In a paper published in Analytical Chemistry, the Wightman Group identifies the root of this fouling to not only be due to serotonin, but also to the negatively charged extracellular metabolites of serotonin, present in 200−1000 times the concentration of serotonin in vivo. To impede access of these negatively charged species, a thin layer of Nafion, a cation exchange polymer, was electrodeposited onto cylindrical carbon-fiber microelectrodes. The team visually confirmed the presence of the Nafion film using scanning electron microscopy and showed that the signals for negatively charged species were diminished. Interestingly, the properties of the Nafion also increased sensitivity to serotonin, providing an electrochemical signature of serotonin that could be verified in vitro. In vivo, the team used physiological, anatomical, and pharmacological evidence to validate the signal as serotonin.
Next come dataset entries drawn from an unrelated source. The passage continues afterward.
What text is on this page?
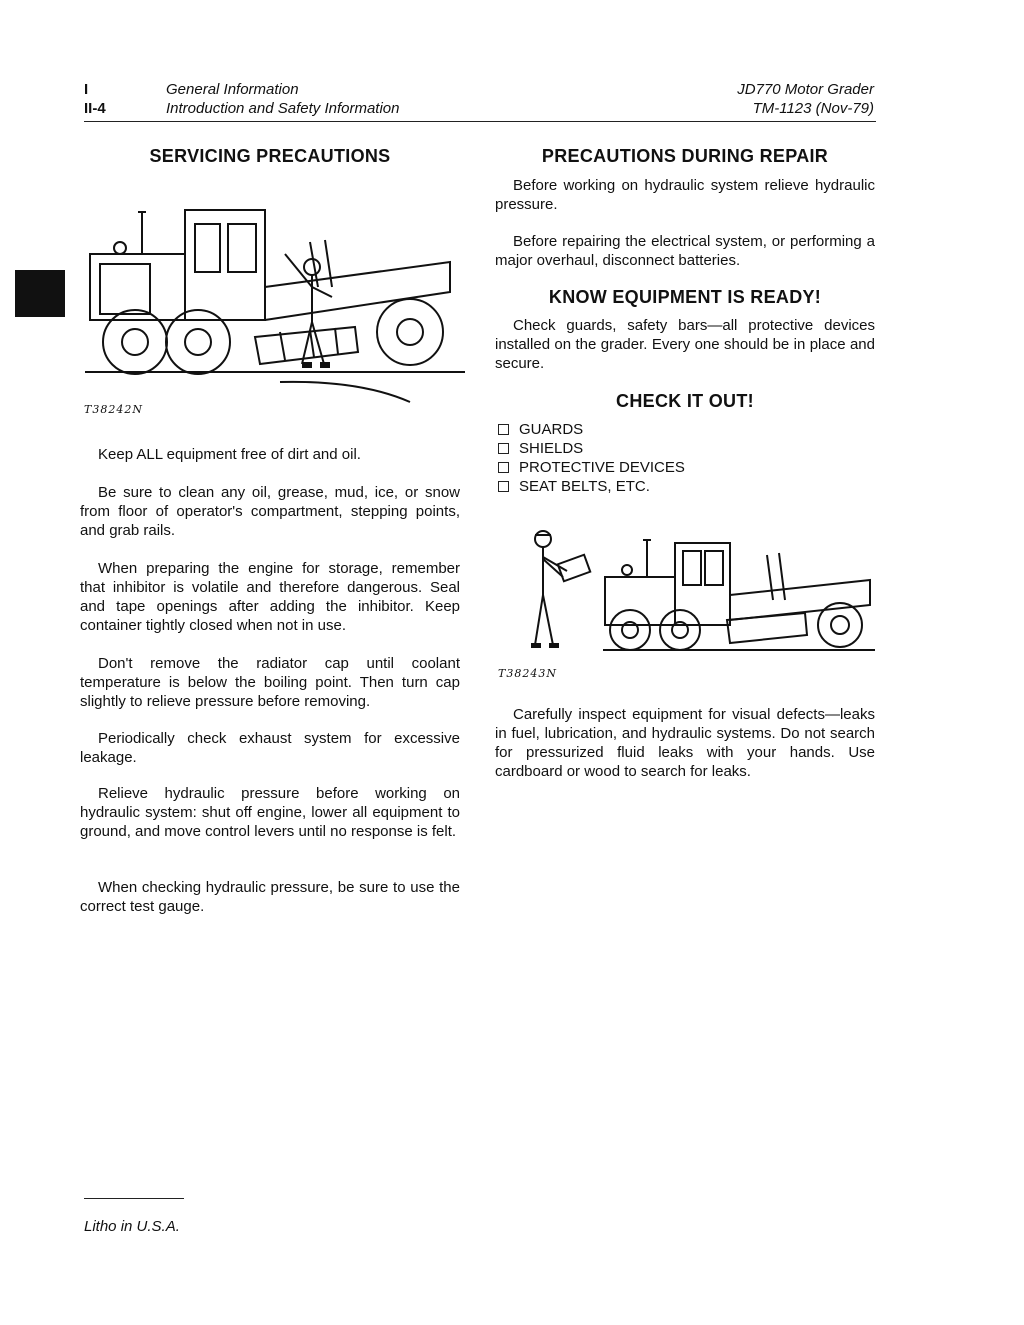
I
II-4
General Information
Introduction and Safety Information
JD770 Motor Grader
TM-1123 (Nov-79)
SERVICING PRECAUTIONS
T38242N
Keep ALL equipment free of dirt and oil.
Be sure to clean any oil, grease, mud, ice, or snow from floor of operator's compartment, stepping points, and grab rails.
When preparing the engine for storage, remember that inhibitor is volatile and therefore dangerous. Seal and tape openings after adding the inhibitor. Keep container tightly closed when not in use.
Don't remove the radiator cap until coolant temperature is below the boiling point. Then turn cap slightly to relieve pressure before removing.
Periodically check exhaust system for excessive leakage.
Relieve hydraulic pressure before working on hydraulic system: shut off engine, lower all equipment to ground, and move control levers until no response is felt.
When checking hydraulic pressure, be sure to use the correct test gauge.
PRECAUTIONS DURING REPAIR
Before working on hydraulic system relieve hydraulic pressure.
Before repairing the electrical system, or performing a major overhaul, disconnect batteries.
KNOW EQUIPMENT IS READY!
Check guards, safety bars—all protective devices installed on the grader. Every one should be in place and secure.
CHECK IT OUT!
GUARDS
SHIELDS
PROTECTIVE DEVICES
SEAT BELTS, ETC.
T38243N
Carefully inspect equipment for visual defects—leaks in fuel, lubrication, and hydraulic systems. Do not search for pressurized fluid leaks with your hands. Use cardboard or wood to search for leaks.
Litho in U.S.A.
Using Nafion-modified microelectrodes, the Wightman Group presents the first endogenous recording of serotonin in the mammalian brain.
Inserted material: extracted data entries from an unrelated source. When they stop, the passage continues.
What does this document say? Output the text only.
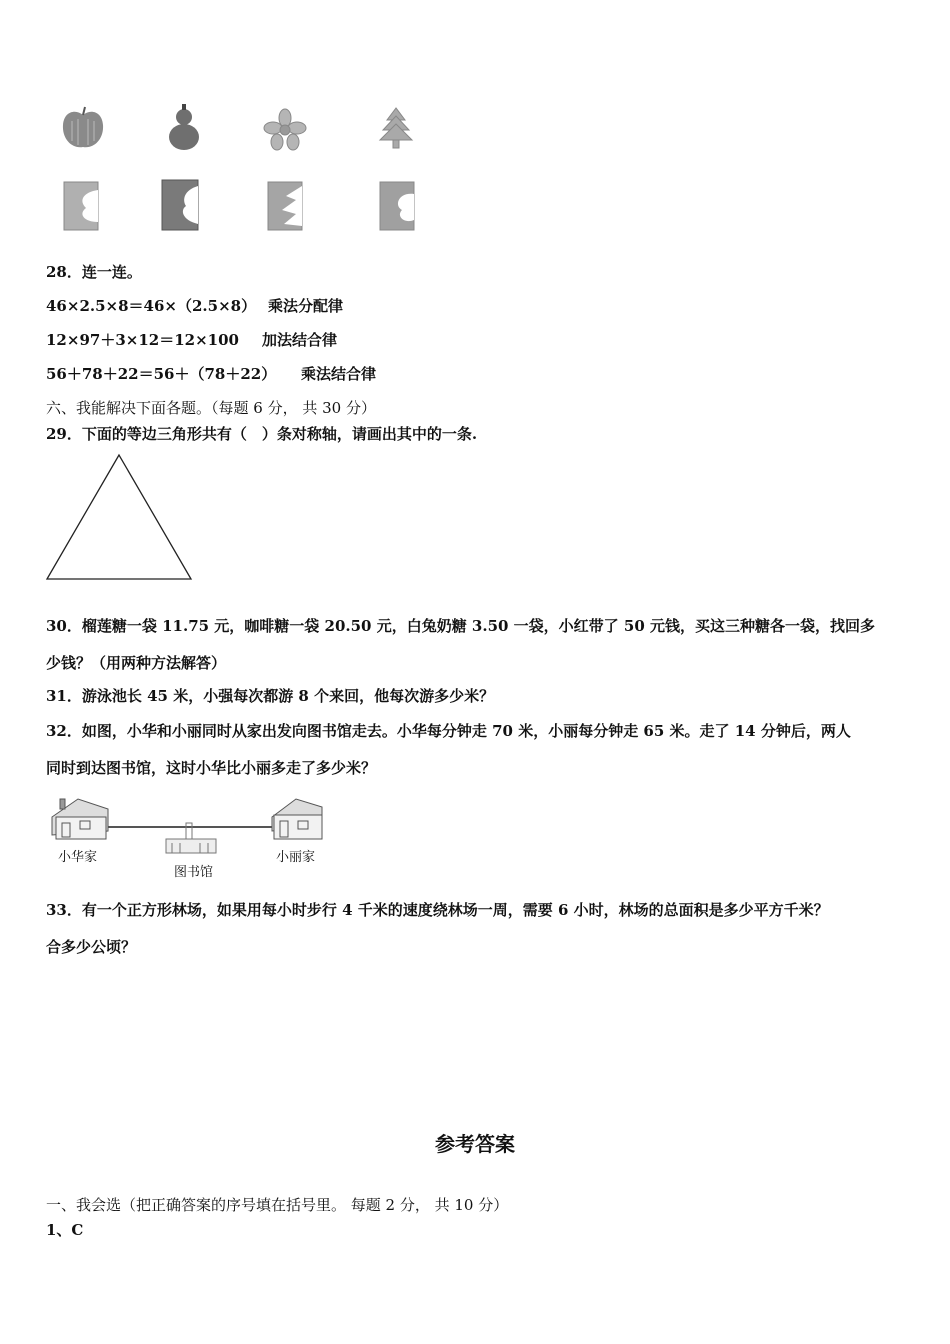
28．连一连。
46×2.5×8＝46×（2.5×8） 乘法分配律
12×97＋3×12＝12×100 加法结合律
56＋78＋22＝56＋（78＋22） 乘法结合律
六、我能解决下面各题。（每题 6 分， 共 30 分）
29．下面的等边三角形共有（　）条对称轴，请画出其中的一条.
30．榴莲糖一袋 11.75 元，咖啡糖一袋 20.50 元，白兔奶糖 3.50 一袋，小红带了 50 元钱，买这三种糖各一袋，找回多
少钱？（用两种方法解答）
31．游泳池长 45 米，小强每次都游 8 个来回，他每次游多少米？
32．如图，小华和小丽同时从家出发向图书馆走去。小华每分钟走 70 米，小丽每分钟走 65 米。走了 14 分钟后，两人
同时到达图书馆，这时小华比小丽多走了多少米？
小华家
图书馆
小丽家
33．有一个正方形林场，如果用每小时步行 4 千米的速度绕林场一周，需要 6 小时，林场的总面积是多少平方千米？
合多少公顷？
参考答案
一、我会选（把正确答案的序号填在括号里。 每题 2 分， 共 10 分）
1、C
Indium tin oxide (ITO) is a transparent conductor used for applications ranging from solar cells to neurobiology. Tailoring ITO surfaces with a range of functional groups is challenging due to the difficulty in synthesizing phosphonate or siloxane terminated molecules. As reported in Advanced Materials, the Yousaf Group has developed a chemoselective immobilization strategy to tailor ITO surfaces by selectively oxidizing hydroxyl-terminated phosphonate SAMs to aldehydes, using microfluidics, followed by reaction with oxyamine-containing ligands. This rapid, inexpensive, and selective, on-chip activation allows for a wide range of ligands to be tethered onto ITO. Electrochemistry, contact angle, and XPS characterize the alcohol oxidation and subsequent reactivity. They also show control of ligand density and patterned cells on the newly generated aldehyde-terminated ITO surface.
This methodology allows for the generation of patterned complex surface chemistry on ITO surfaces from a simple hydroxyl-terminated SAM surface. The ability to generate complex surfaces with simple starting materials and minimal to no synthesis may have wide-ranging utility for numerous applications in molecular electronics and biotechnology including co-culture and cell arrays.
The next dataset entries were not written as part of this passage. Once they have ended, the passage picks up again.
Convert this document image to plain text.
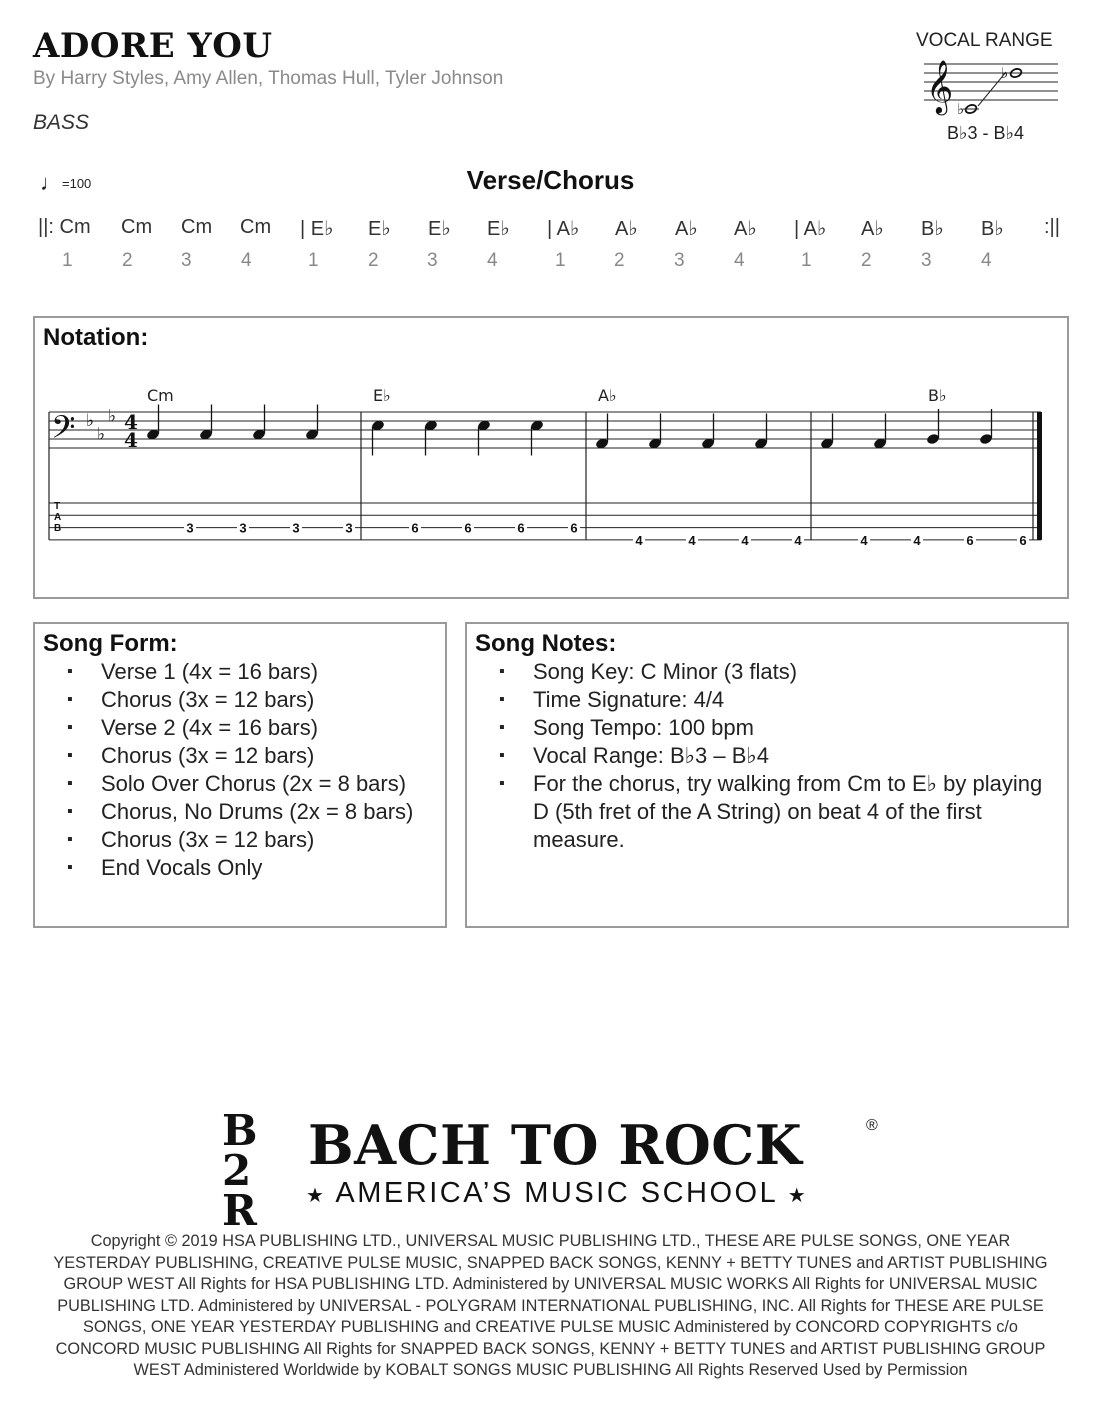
ADORE YOU
By Harry Styles, Amy Allen, Thomas Hull, Tyler Johnson
BASS
VOCAL RANGE
𝄞 ♭
♭
B♭3 - B♭4
♩=100	Verse/Chorus
||: Cm Cm Cm Cm | E♭ E♭ E♭ E♭ | A♭ A♭ A♭ A♭ | A♭ A♭ B♭ B♭ :||
1	2	3	4	1	2	3	4	1	2	3	4	1	2	3	4
Notation:
𝄢 ♭
♭
♭ 4
4
T
A
B
Cm	E♭	A♭	B♭
3	3	3	3	6	6	6	6
4	4	4	4	4	4	6	6
Song Form:
▪ Verse 1 (4x = 16 bars)
▪ Chorus (3x = 12 bars)
▪ Verse 2 (4x = 16 bars)
▪ Chorus (3x = 12 bars)
▪ Solo Over Chorus (2x = 8 bars)
▪ Chorus, No Drums (2x = 8 bars)
▪ Chorus (3x = 12 bars)
▪ End Vocals Only
Song Notes:
▪ Song Key: C Minor (3 flats)
▪ Time Signature: 4/4
▪ Song Tempo: 100 bpm
▪ Vocal Range: B♭3 – B♭4
▪ For the chorus, try walking from Cm to E♭ by playing D (5th fret of the A String) on beat 4 of the first measure.
B2R
BACH TO ROCK	®
★ AMERICA’S MUSIC SCHOOL ★
Copyright © 2019 HSA PUBLISHING LTD., UNIVERSAL MUSIC PUBLISHING LTD., THESE ARE PULSE SONGS, ONE YEAR YESTERDAY PUBLISHING, CREATIVE PULSE MUSIC, SNAPPED BACK SONGS, KENNY + BETTY TUNES and ARTIST PUBLISHING GROUP WEST All Rights for HSA PUBLISHING LTD. Administered by UNIVERSAL MUSIC WORKS All Rights for UNIVERSAL MUSIC PUBLISHING LTD. Administered by UNIVERSAL - POLYGRAM INTERNATIONAL PUBLISHING, INC. All Rights for THESE ARE PULSE SONGS, ONE YEAR YESTERDAY PUBLISHING and CREATIVE PULSE MUSIC Administered by CONCORD COPYRIGHTS c/o CONCORD MUSIC PUBLISHING All Rights for SNAPPED BACK SONGS, KENNY + BETTY TUNES and ARTIST PUBLISHING GROUP WEST Administered Worldwide by KOBALT SONGS MUSIC PUBLISHING All Rights Reserved Used by Permission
Cellular RNA molecules undergo complex folding transitions to form specific, biologically active, three-dimensional structures. A persistent and poorly explained observation is that many RNAs fold very slowly, on timescales requiring minutes or longer. Slow folding ultimately governs the rate at which an RNA can perform its biological function.
In work reported in PNAS, Stefanie Mortimer in the Weeks Lab used time-resolved SHAPE chemistry to show that slow folding at a single nucleotide in the unusual C2'-endo conformation constitutes the rate-determining step for folding a large 50 kDa RNA. Nucleotides in the C2'-endo conformation are relatively rare but are highly overrepresented in functionally critical RNA motifs. This work thus identifies a surprisingly simple, but likely ubiquitous, mechanism for controlling biological processes involving RNA.